Many will visit the temples before the big day, cleansing in water and giving offerings, preparing for the transition.
Those who stay in the villages, are treated to sights of giant and grotesque demon effigies, ogoh-ogohs. They have been constructed over months leading up to the event. Fashioned from bamboo, coconut husks and cement, with bulging eyes, dripping saliva, and unsettling teeth, the demons will be paraded around the night, then burned afterwards.
It was a New Year’s Eve unlike any other. As the sky grew dark, residents lined the streets for the Ngerupuk ritual. The ogoh-ogohs are dispatched from the periphery of each neighbourhood. War-like drumming patterns sound. Young girls carried torches, lighting the path for each personified demon perched on top of a bamboo grid, carried by over sixteen, sweaty, robust youth. Together, they moved a few meters, took dramatic pause, released ghoulish cries and more ceremonious music.

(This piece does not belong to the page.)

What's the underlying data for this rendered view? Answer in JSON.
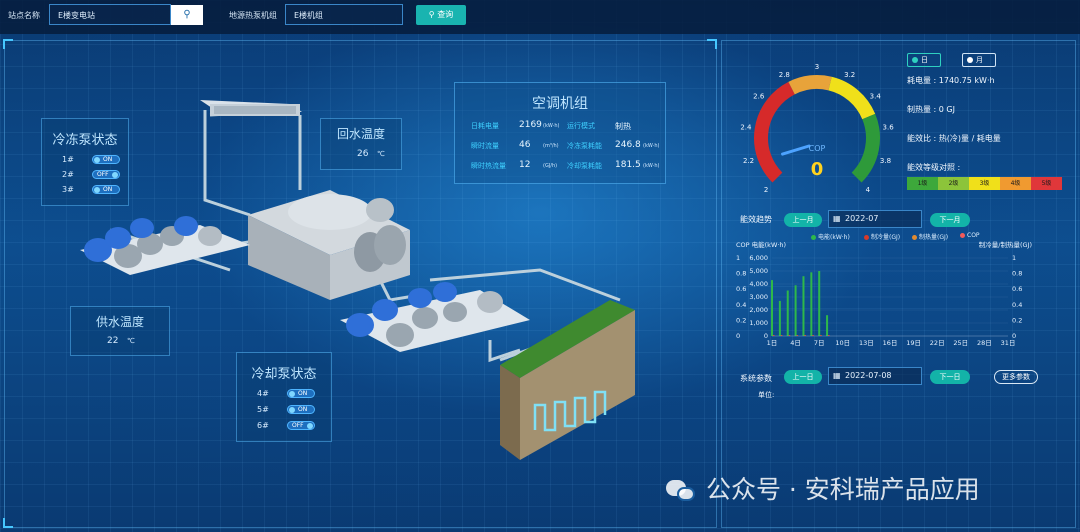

The drum beat quicken. Another ogoh-ogoh is in sight. Carriers charge, hoping to terrify another ogoh-ogohs with jiggles and shakes and trembles. Barely stopping to catch their breath, dripping in sweat, the sculptured-demon-carrying squads taunt each other, while the pecalang help to prevent any major collisions. All villagers are in the streets while the manifestations are brought into the open; there is no hiding from any darkness here.
Not wanting to draw reason for their demons’ return, the Balinese retreat to their homes, to begin their day of silence. Wishing any disruptive evils spirits to pass, there are no lights, no fire, no work, no sounds, and certainly no more ruckus!
Only roosters and insects and birds dare to break into the morning's early chorus. The sky, with its puffy white clouds overlaid rainy grey patches and shifting light, became the best show in town. The odd neighbour did sneak out for a quick smoke or whispered phone call, only to be shushed.
In addition to fostering in a peaceful mindset for a new year, instead of a clouded hungover, Nyepi reminds its participants that electricity, fuel, and material consumption are not as necessary as habits would dictate. Closing off from the rest of the world out of their own volition, the Balinese unintentionally model a community effort which campaigns like “Earth Hour”, “LightsOut”, or “Buy Nothing Day” could look to for inspiration. When Balinese culture and tradition becomes a non-negotiable, if only for one day, we are reminded that life is about more than the distractions that we create.
SIWA - EGYPT.
This historic, isolated town sits in a lush oasis filled with date palms and olive trees, and a central lake, in the Western Desert, a mere ten-hour drive from Cairo. Once a part of ancient Libya, approximately 25,000 people live here, seemingly with a specific dress code. The men wore white robes and strolled through the dusty streets, while the boys rode on bikes with artificial flowers sprouting from their handle bars and musical horns. The girls wore sparkly pink dresses, but the women were completely wrapped up in blue plaid clothe, and carted around on the back of donkey carts. I saw six women in total during the week. We biked through the sandy streets and salt plains on old fixed gear bikes to indulge in Fatnas Hot Springs, eat chocolate covered dates, explore old, raided tombs carved throughout the Mountain of the Dead, as well as the Temple of the Oracle (visited by Alexander the Great), the Temple of Amun, and Cleopatra's pool, and to surrounding sand dunes to test out the power of four-wheel drive and camp under thousands of silently burning stars, which created a vast solitude unlike any other.